While these previous measures bolstered banks’ balance sheets, the aim of the latest batch of reforms is slightly different. It aims at restoring credibility in the calculation of risk-weighted assets (‘RWAs’), an estimate of risk on which bank capital requirements are based and thereby to improve the comparability between banks’ capital ratios. For that purpose, changes have been made to enhance the risk-sensitivity of the standardised approaches used to measure credit risk, operational risk and credit value adjustment (CVA) risk, while the use of the internal model has been constrained. Limits have been set on the inputs that banks can use to calculate their capital requirements with their own models and, in some cases such as operational risk and CVA, the use of models has been forbidden altogether.

However, the most controversial innovation is the introduction of an output floor for internal models.
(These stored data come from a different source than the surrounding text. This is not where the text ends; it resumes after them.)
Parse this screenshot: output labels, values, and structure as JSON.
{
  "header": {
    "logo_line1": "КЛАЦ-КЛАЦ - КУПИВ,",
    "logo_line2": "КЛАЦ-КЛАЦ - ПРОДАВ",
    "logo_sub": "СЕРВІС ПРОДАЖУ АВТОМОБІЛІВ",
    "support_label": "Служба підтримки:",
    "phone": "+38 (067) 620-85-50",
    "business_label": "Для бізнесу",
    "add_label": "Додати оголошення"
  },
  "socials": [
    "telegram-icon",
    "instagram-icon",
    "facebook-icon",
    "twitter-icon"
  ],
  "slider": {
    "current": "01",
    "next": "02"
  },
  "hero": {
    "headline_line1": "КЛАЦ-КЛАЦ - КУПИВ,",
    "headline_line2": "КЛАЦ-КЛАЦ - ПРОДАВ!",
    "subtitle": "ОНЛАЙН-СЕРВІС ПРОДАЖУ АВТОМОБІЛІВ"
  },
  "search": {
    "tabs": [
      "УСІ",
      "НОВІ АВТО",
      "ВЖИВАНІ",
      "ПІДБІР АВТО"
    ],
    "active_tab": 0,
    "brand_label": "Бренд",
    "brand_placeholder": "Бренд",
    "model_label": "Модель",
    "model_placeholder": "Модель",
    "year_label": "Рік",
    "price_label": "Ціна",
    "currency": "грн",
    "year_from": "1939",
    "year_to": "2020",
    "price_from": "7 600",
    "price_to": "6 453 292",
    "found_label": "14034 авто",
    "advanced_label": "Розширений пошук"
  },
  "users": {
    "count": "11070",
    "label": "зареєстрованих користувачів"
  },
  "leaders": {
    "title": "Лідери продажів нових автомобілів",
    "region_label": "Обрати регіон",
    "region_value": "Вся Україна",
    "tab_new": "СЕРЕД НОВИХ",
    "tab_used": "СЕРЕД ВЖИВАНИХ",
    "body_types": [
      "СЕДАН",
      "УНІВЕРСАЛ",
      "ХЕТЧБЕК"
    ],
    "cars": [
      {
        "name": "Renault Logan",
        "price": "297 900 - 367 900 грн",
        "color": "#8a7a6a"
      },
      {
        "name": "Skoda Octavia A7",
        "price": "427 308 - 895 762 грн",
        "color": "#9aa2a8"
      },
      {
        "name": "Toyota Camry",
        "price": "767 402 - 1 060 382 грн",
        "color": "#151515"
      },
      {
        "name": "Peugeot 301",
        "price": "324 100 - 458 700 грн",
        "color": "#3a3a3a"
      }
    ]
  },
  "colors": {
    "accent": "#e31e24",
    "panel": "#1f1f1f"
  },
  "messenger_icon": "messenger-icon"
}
The idea is to limit the benefit in terms of lower capital requirements that the use of an internal model can bring compared to a situation where the bank would use the standardised approach. This element was difficult to agree on, notably because of structural differences between the US and the European banking systems. The floor would typically bite for banks that hold a lot of relatively safe assets, where a bank’s historical data can justify the application of lower risk weights than the more one-size-fits-all standardised approach would prescribe. This is the case of European banks, which typically hold a large proportion of their mortgages on balance sheets, while US banks sell them to government-owned agencies such as Freddie Mac or Fannie Mae. Hence the US were in favour of a higher floor, while most Europeans did not consider a floor as an essential part of the framework, also because the leverage ratio already acts as a lower limit on internal models. Eventually, an agreement was found for an output floor of 72.5%.

What is the estimated impact on banks? A first assessment by the European Banking Authority (EBA) for large EU banks reveals a decrease in Tier 1 capital of 12.9%. The main driver behind the decrease is the output floor, which alone contributes to 6.6%. Average capital levels in the EU banking sector would however remain at comfortable levels, and banks have time to prepare: international standards foresee that most measures take effect in 2022, but the output floor will be gradually introduced and become fully applicable only in 2027. And in any case, the European Commission will conduct a thorough impact assessment and a public consultation before proposing how to implement these rules in the EU.”

April 2018
By Tommy De Temmerman

The views expressed in the text are the private views of the author and may not, under any circumstances, be interpreted as stating an official position of the European Commission.